Let’s imagine you have a dataset of products with the manufacturer, price, etc. Now, you want to find the row number for a specific product. (see the figure below)

**Steps:**

- In the
**G11**, enter the following formula:

`=ROW(INDEX(B4:D18,MATCH(F11,B4:B18,0),2))`

- Press
**Enter**. You will have a result like this.

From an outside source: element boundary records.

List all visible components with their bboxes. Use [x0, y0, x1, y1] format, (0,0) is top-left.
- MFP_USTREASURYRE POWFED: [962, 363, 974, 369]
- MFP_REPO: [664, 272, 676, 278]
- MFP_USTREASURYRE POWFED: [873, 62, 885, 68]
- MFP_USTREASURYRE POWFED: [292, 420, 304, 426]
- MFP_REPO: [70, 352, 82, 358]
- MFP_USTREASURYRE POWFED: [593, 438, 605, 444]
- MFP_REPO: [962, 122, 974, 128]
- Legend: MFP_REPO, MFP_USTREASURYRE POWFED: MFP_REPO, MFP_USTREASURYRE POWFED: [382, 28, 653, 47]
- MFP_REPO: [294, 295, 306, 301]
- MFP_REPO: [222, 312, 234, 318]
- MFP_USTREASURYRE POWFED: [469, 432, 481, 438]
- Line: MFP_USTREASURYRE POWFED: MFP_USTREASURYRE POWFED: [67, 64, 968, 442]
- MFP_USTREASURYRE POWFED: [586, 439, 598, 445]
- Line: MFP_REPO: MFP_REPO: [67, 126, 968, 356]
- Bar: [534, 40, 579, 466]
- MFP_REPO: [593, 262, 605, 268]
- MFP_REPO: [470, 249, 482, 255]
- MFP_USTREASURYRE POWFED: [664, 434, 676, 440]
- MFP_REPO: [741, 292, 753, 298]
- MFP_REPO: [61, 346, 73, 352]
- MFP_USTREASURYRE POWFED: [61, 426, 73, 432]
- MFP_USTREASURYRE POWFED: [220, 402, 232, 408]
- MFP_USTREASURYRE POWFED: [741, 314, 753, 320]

### Method 7 – Utilizing a Combination of ROW and HLOOKUP Functions

**The HLOOKUP function** looks up data from a cell range like VLOOKUP, but it asks for the row number. To acquire the desired data using **HLOOKUP**, please input the row number.

`=HLOOKUP(H8,C4:E18,ROW(E8),0)`

### Method 8 – Getting a Row Number By Using VBA in Excel

**Steps:**

- Click on the
**Developer**tab and select**Visual Basic**to open the VB window. Alternatively, you can also click**Alt + F11**.

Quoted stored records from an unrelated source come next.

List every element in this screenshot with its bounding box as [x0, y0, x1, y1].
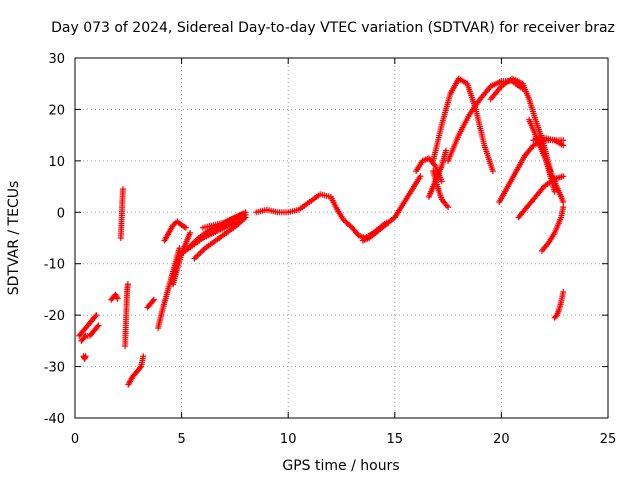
y-tick-label: -20 — [44, 309, 65, 324]
data-point-plus — [140, 353, 147, 360]
data-point-plus — [81, 334, 88, 340]
x-tick-label: 15 — [387, 432, 404, 447]
plot-frame — [74, 57, 609, 419]
data-point-plus — [560, 173, 567, 180]
data-point-plus — [552, 313, 559, 320]
y-tick-label: 20 — [48, 103, 65, 118]
y-tick-label: -40 — [44, 412, 65, 427]
data-point-plus — [150, 296, 157, 303]
data-point-plus — [124, 281, 131, 288]
y-tick-label: 30 — [48, 52, 65, 67]
data-point-plus — [113, 294, 120, 301]
data-point-plus — [489, 168, 496, 175]
chart-title: Day 073 of 2024, Sidereal Day-to-day VTE… — [51, 20, 615, 36]
data-point-plus — [114, 295, 121, 302]
y-axis-title: SDTVAR / TECUs — [6, 181, 22, 296]
data-point-plus — [551, 188, 558, 195]
data-point-plus — [445, 204, 452, 211]
data-point-plus — [119, 186, 126, 193]
data-point-plus — [560, 199, 567, 205]
data-point-plus — [560, 289, 567, 295]
data-point-plus — [93, 312, 100, 319]
axis-ticks: 0 5 10 15 20 25 -40 -30 -20 -10 0 10 20 30 — [44, 52, 617, 447]
data-point-plus — [442, 147, 449, 154]
y-tick-label: 0 — [57, 206, 65, 221]
y-tick-label: -10 — [44, 258, 65, 273]
data-point-plus — [92, 313, 99, 320]
x-axis-title: GPS time / hours — [282, 458, 399, 474]
data-point-plus — [182, 224, 189, 231]
x-tick-label: 20 — [493, 432, 510, 447]
x-tick-label: 5 — [177, 432, 185, 447]
data-point-plus — [417, 173, 424, 180]
data-point-plus — [187, 229, 194, 236]
x-tick-label: 0 — [71, 432, 79, 447]
data-point-plus — [149, 298, 156, 304]
x-tick-label: 10 — [280, 432, 297, 447]
data-point-plus — [94, 323, 101, 330]
data-point-plus — [137, 364, 144, 371]
data-point-plus — [560, 204, 567, 211]
data-point-plus — [242, 214, 249, 221]
data-point-plus — [560, 137, 567, 144]
data-point-plus — [82, 353, 89, 360]
x-tick-label: 25 — [600, 432, 617, 447]
data-point-plus — [560, 142, 567, 149]
data-point-plus — [438, 178, 445, 185]
gridlines — [75, 58, 608, 418]
data-point-plus — [242, 209, 249, 216]
y-tick-label: 10 — [48, 155, 65, 170]
data-point-plus — [95, 322, 102, 329]
y-tick-label: -30 — [44, 361, 65, 376]
data-points — [76, 75, 567, 388]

- In the VB window, click on
**Insert > Module.**

- A new module will open. Paste the following VBA code into your module:

```
Sub Excel_ROW_Function()
'declare a variable
Dim ws As Worksheet
Set ws = Worksheets("8.VBA ROW")
'apply the Excel ROW function
ws.Range("D5") = ws.Range("B5").Row
ws.Range("D6") = ws.Range("B6").Row
ws.Range("D7") = ws.Range("B7").Row
ws.Range("D8") = ws.Range("B8:C8").Row
End Sub
```

- Run the code to see the row numbers appear in the
**Row Number column.**

**What Are the Common Errors While Using the ROW Function?**

Common Errors | When they show |
---|---|

#N/A |
Occurs when the required value is not found. |

**Things to Remember**

- While using conditional formatting, be careful when selecting cells where the formatting will be applied.
- Use VBA code only when you have a large data set.